Epistle:  Isaiah 51:9-11

Gospel:  John 1:1-18

“Therefore the redeemed of the Lord shall return, and come with singing unto Zion; and everlasting joy shall be upon their head: they shall obtain gladness and joy; and sorrow and mourning shall flee away.”  (Isaiah 51:11, KJV)

 

When I was a teenager, my parents took me to Duquesne University in Pittsburgh, PA.  At that time, a great spiritual awakening was sweeping across America.  People from a wide variety of religious backgrounds were joining together to worship God, just like the thousands of us who were gathering at Duquesne that week.  One of the things we did together was sing, and one of the songs we sang contained the last few verses from Isaiah designated for today:

 

“Therefore the redeemed of the Lord shall return

And come with singing unto Zion;

And everlasting joy shall be upon their head.

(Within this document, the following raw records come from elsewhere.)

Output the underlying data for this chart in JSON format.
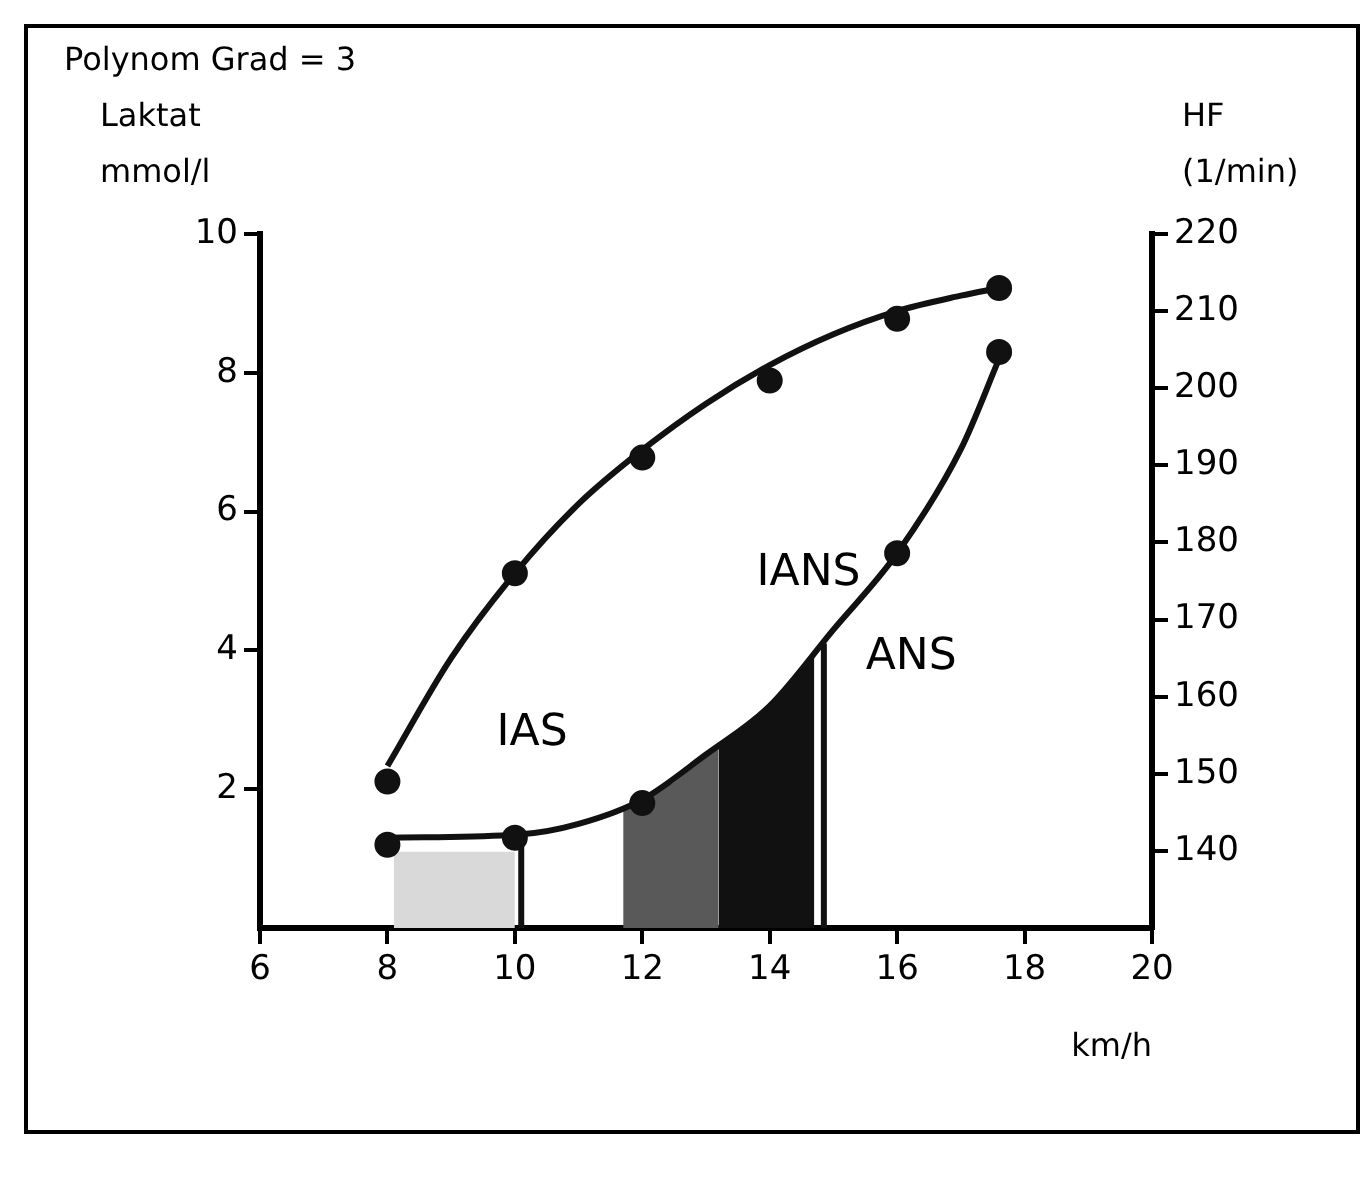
{
  "chart_data": {
    "type": "line",
    "title": "Polynom Grad = 3",
    "xlabel": "km/h",
    "ylabel": "Laktat\nmmol/l",
    "y2label": "HF\n(1/min)",
    "xlim": [
      6,
      20
    ],
    "xticks": [
      6,
      8,
      10,
      12,
      14,
      16,
      18,
      20
    ],
    "ylim": [
      0,
      10
    ],
    "yticks": [
      2,
      4,
      6,
      8,
      10
    ],
    "y2lim": [
      130,
      220
    ],
    "y2ticks": [
      140,
      150,
      160,
      170,
      180,
      190,
      200,
      210,
      220
    ],
    "grid": false,
    "legend": false,
    "series": [
      {
        "type": "area",
        "color": "#d9d9d9",
        "x": [
          8.1,
          10.0
        ],
        "values": [
          1.1,
          1.1
        ]
      },
      {
        "type": "area",
        "color": "#595959",
        "x": [
          11.7,
          12.5,
          13.2
        ],
        "values": [
          1.7,
          2.1,
          2.6
        ]
      },
      {
        "type": "area",
        "color": "#111111",
        "x": [
          13.2,
          14,
          14.7
        ],
        "values": [
          2.6,
          3.2,
          3.9
        ]
      },
      {
        "type": "line",
        "color": "#111111",
        "x": [
          10.1,
          10.1
        ],
        "values": [
          0,
          1.3
        ]
      },
      {
        "type": "line",
        "color": "#111111",
        "x": [
          14.85,
          14.85
        ],
        "values": [
          0,
          4.1
        ]
      },
      {
        "type": "line",
        "color": "#111111",
        "x": [
          8,
          10.1,
          11,
          12,
          13,
          14,
          15,
          16,
          17,
          17.6
        ],
        "values": [
          1.3,
          1.35,
          1.5,
          1.85,
          2.5,
          3.2,
          4.3,
          5.4,
          6.9,
          8.2
        ]
      },
      {
        "type": "line",
        "color": "#111111",
        "axis": "y2",
        "x": [
          8,
          9,
          10,
          11,
          12,
          13,
          14,
          15,
          16,
          17,
          17.6
        ],
        "values": [
          151,
          165,
          176,
          185,
          192,
          198,
          203,
          207,
          210,
          212,
          213
        ]
      },
      {
        "type": "scatter",
        "marker": "circle",
        "color": "#111111",
        "x": [
          8,
          10,
          12,
          16,
          17.6
        ],
        "values": [
          1.2,
          1.3,
          1.8,
          5.4,
          8.3
        ]
      },
      {
        "type": "scatter",
        "marker": "circle",
        "color": "#111111",
        "axis": "y2",
        "x": [
          8,
          10,
          12,
          14,
          16,
          17.6
        ],
        "values": [
          149,
          176,
          191,
          201,
          209,
          213
        ]
      }
    ],
    "annotations": [
      "IAS",
      "IANS",
      "ANS"
    ]
  }
}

They shall obtain gladness and joy;

And sorrow and mourning shall flee away.”

 

We sang wholeheartedly and without reserve, and did indeed “obtain gladness and joy.”  The air was so thick with joy that sorrow and mourning could not help but flee away.  But it was not an “everlasting joy.”  I had absolutely no idea what was coming.

 

 Maybe I still don’t.

 

Only, maybe now it’s in reverse.  In that moment of such great joy so many years ago that I remember it keenly still, I had no idea how much sorrow lay ahead.  In my youthful ignorance and naïveté, I wouldn’t have thought it possible.  Now, in this moment, where there can be so much sorrow that it is sometimes hard to see beyond it, perhaps I have no idea how great will be the joy and gladness that are still to come.  Perhaps now it is the ignorance and naïveté born of increasing years that threaten to blind me – blind me to the full extent that healing, redemption, restoration, reconciliation, and, yes, a joy so great it chases all sorrow and sighing away, are possible for us… are still possible for me.

 

That is the promise of Easter, my dear and beloved friends.  It is made tangible in the resurrection of Jesus, who, even in the face of death, never stopped believing in resurrection.  We may not have any idea what is possible, but God does.  And so on this Easter day 2021, I choose to believe in a future of joy beyond imagining as well.  I believe you can, too.  Amen.